Just when Spring has finally sprung, just when warmth and life start to come back to the earth, just as people start to prepare for new hope and new opportunities for living life, a tragedy occurs that reminds us of how fragile and precarious life is. Today, as I was busy amid my day’s worth of work, a notification from the NY Times popped up on my iPhone, telling me that there were two explosions that went off during the Boston Marathon. As it turns out, these explosions were purposefully set off to harm, maim, and kill people. And the mission was accomplished. As of this writing, at least three people were killed, dozens maimed, and an entire nation is in a state of shock and panic.

Even following such tragic events like 9/11, all of the shootings that have happened and other devastating events, we still wonder who in the world would want to hurt innocent people. How can people be so cold, so calculating, and so vicious?  Why is it that the human race seems to be hellbent on blowing itself up? How should we respond to these and other acts of terror?

Before we answer those questions, let us think back to the world in which Jesus was born in. Christ was born into a world that is just as harsh as the world in which we live. He was born in a country that was occupied by a cruel and merciless Empire. He was born into a world that scourged and crucified its opponents. He was born into a world that shunned the poor and honored the greedy and powerful. It is into such a world that Jesus was born, and he was bound to experience the cruelty that this world had to offer.
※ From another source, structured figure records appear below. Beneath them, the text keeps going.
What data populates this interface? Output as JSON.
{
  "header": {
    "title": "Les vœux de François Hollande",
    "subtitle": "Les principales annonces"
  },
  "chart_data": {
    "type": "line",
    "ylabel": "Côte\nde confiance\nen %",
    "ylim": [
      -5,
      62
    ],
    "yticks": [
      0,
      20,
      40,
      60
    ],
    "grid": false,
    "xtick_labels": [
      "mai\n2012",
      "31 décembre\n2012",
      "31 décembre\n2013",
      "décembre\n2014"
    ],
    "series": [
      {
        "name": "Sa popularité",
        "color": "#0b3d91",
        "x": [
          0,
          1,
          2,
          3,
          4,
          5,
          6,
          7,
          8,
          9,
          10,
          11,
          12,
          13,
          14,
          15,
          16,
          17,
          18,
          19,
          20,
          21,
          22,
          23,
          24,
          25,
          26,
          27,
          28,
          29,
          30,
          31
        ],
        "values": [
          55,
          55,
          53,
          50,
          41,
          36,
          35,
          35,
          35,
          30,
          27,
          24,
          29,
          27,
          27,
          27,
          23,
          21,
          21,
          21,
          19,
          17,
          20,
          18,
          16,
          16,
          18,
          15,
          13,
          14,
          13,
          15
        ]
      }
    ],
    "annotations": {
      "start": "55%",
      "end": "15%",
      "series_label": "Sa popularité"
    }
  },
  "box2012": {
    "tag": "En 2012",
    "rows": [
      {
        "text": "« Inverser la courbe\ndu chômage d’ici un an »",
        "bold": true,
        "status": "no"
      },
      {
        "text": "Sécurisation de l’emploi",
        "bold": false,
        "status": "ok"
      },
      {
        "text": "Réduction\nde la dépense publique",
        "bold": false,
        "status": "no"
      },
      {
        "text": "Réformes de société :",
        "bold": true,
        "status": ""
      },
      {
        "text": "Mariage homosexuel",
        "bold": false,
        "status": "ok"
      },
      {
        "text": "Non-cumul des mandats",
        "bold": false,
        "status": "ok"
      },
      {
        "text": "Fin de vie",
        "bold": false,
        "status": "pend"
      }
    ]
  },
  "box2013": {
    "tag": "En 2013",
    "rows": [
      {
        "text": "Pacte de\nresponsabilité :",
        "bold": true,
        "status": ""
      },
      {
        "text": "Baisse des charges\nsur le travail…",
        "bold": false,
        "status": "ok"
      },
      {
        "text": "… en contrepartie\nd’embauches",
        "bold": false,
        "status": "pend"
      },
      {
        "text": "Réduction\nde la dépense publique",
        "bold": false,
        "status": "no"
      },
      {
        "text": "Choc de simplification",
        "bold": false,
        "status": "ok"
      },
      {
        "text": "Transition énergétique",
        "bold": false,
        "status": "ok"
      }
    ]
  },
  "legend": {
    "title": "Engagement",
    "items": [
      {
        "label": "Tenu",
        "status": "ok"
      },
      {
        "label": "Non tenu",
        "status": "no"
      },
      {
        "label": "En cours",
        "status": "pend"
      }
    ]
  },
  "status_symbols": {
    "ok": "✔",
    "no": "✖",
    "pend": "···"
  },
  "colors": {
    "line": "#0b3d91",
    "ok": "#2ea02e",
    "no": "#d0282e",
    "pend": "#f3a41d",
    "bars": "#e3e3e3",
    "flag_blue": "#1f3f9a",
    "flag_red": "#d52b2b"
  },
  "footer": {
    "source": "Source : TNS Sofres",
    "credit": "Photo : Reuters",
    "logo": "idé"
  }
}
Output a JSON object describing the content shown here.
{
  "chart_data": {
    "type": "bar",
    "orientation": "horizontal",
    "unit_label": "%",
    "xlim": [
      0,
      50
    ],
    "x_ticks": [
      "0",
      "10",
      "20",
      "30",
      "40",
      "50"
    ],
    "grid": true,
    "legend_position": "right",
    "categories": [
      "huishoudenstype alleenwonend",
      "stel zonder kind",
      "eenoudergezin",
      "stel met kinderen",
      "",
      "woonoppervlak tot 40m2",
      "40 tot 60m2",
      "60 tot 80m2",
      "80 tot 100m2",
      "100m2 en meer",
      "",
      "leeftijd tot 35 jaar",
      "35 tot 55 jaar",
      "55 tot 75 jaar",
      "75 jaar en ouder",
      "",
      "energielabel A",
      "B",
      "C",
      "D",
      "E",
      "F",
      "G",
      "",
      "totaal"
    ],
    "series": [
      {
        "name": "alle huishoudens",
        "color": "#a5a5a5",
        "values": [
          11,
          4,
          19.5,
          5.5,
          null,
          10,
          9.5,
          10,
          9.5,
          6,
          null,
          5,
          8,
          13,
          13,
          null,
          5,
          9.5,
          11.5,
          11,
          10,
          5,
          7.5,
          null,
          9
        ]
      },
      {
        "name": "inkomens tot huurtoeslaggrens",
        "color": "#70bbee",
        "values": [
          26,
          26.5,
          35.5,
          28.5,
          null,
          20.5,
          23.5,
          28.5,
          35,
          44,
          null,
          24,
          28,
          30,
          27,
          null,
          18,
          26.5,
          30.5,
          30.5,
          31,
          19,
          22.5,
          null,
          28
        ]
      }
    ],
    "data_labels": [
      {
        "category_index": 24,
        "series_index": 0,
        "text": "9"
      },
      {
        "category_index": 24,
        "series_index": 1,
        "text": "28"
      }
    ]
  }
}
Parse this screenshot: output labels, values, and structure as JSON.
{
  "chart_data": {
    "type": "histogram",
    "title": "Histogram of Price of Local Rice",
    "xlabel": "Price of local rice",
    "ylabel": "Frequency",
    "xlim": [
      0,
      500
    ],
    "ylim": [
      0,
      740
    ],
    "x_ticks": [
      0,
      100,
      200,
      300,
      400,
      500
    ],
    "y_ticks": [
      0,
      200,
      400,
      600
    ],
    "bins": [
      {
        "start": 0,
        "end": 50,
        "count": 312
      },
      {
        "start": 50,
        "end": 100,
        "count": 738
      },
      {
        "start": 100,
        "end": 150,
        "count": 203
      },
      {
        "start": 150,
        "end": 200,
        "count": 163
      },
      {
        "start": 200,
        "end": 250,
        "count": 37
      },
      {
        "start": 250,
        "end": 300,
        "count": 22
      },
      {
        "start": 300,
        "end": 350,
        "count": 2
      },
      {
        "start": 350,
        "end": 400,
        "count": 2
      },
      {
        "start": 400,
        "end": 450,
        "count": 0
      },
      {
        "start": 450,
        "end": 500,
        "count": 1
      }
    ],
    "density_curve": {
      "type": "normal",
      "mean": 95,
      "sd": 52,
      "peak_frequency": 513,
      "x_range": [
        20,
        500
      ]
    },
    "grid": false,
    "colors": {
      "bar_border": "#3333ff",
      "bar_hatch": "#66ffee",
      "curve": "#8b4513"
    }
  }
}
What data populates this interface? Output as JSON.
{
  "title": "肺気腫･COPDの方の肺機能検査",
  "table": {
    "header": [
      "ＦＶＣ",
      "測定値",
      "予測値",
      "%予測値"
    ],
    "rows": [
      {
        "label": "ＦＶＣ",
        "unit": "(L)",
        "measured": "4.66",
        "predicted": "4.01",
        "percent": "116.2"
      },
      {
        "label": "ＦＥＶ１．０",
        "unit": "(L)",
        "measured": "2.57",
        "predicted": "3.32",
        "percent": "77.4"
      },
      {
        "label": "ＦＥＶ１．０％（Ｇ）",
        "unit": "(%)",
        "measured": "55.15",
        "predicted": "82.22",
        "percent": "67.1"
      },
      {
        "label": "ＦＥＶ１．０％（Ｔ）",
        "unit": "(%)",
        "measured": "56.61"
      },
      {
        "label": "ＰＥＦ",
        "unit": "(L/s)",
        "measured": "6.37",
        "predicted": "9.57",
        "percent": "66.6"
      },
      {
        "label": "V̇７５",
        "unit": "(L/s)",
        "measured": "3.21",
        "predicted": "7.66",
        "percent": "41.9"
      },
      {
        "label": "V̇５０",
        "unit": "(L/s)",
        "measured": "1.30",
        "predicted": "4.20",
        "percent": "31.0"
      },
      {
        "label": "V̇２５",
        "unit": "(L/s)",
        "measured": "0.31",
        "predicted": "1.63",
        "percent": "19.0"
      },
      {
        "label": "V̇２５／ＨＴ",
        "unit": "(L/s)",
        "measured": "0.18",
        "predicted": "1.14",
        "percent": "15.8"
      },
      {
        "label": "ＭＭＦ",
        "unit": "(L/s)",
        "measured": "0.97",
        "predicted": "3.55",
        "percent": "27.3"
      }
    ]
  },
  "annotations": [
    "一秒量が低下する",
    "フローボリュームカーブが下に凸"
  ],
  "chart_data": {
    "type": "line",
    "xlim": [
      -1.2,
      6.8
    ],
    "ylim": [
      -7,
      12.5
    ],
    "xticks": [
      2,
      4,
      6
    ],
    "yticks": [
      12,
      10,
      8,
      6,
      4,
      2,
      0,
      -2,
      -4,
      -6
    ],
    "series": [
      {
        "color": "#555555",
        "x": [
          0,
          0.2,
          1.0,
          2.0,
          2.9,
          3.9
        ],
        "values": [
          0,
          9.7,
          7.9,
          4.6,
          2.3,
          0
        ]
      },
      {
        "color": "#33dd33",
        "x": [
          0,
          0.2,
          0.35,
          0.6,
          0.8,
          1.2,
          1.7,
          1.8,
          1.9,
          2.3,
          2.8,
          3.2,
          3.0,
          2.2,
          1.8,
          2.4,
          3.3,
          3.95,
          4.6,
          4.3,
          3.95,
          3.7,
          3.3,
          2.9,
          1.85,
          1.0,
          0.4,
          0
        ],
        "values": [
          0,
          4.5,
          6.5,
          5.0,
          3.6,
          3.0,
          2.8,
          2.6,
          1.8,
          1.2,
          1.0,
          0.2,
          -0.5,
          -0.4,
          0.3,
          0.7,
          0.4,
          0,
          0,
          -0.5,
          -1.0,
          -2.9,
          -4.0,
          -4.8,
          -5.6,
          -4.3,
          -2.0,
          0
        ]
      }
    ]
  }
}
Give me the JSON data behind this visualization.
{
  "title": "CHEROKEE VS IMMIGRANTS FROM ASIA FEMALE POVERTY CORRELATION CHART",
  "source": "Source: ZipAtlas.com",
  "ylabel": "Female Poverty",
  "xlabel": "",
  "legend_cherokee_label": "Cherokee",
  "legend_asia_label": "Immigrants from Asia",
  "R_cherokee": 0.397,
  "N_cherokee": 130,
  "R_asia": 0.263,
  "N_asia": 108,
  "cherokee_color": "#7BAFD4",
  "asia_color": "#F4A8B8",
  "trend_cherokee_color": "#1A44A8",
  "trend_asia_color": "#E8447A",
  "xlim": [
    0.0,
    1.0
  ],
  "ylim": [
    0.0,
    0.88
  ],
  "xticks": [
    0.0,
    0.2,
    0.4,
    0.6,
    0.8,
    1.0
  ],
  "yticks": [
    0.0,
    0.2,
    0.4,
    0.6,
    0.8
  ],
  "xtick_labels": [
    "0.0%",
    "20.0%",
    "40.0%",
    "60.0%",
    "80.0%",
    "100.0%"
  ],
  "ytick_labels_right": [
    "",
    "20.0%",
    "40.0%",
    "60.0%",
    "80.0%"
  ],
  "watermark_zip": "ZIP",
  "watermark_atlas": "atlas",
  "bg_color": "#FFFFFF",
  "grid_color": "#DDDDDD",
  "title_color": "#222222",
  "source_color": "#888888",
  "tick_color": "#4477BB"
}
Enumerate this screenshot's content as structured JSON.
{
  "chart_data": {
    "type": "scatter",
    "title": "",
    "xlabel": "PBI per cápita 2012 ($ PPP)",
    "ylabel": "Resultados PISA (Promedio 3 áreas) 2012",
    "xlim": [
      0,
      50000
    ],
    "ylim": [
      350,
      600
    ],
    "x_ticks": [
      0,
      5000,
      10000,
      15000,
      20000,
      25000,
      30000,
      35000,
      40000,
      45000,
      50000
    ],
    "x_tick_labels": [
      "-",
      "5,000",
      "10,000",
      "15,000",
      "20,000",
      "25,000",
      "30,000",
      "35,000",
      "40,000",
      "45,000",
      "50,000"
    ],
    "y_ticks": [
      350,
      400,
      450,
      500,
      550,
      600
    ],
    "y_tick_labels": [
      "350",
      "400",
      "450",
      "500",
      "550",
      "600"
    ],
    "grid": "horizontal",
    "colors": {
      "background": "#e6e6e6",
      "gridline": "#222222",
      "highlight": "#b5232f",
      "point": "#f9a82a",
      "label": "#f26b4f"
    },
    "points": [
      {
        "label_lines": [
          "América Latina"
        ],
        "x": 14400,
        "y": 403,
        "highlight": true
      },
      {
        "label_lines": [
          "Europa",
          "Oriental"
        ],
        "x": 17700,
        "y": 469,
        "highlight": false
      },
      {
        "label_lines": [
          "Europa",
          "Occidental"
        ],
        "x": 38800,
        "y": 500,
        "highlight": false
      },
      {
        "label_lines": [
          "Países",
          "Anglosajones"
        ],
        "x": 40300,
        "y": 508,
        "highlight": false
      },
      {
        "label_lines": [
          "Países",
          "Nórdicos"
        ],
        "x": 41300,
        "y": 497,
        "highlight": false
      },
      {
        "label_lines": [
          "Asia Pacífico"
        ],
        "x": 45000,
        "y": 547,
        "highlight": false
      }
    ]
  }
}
Yet, what was his response? Did he respond out of fear? Did he respond out of hatred? Did he respond based off of his emotions? How did Jesus react with the world around him? What was his response to the cruelty, injustice, and horror that he was faced with everyday of his life?  The answer is as simple, and yet as profoundly irritating, as can be. Jesus responded with love.

Many, when hearing this, may think that I am just spewing a Christian cliché. Some may even go as far as to say that Jesus’ teachings work in theory, but not in real-world situations. After all, if we let people get away with murder, they’ll just keep on murdering? How does love solve the world’s problems?

The answer is, it doesn’t. But then again, neither does responding in hatred, violence and fear.  There is nothing that we can do to stop people from harming us, should they choose to. And a consequence of living in this broken world is that we run the risk of being caught in the fray of evil. And if we are honest, we sometimes perpetuate evil ourselves.

But we are not called to change the world; rather, we are called to change ourselves. We are called to rise above the fray and to love people, even when they don’t deserve to be loved. We are called to reach out to the starving, the naked, the angry, the disenchanted, the sick, the imprisoned, and all of those who are desperate people caught in desperate times. We are called to be the very presence of God in the lives of those who are desperately in need of the presence of God. In the end we have a choice, to react in fear or to react in love, to give in to the reaction the world is seeking after, or to embrace the reaction God desires of us. The choice is yours.

THOUGHT OF THE DAY

Love is only a dream if you refuse to make it a reality.

PRAYER

Lord, we lay our fears down at the foot of the cross and pick up your love and your grace. Help us in this endeavor. Amen.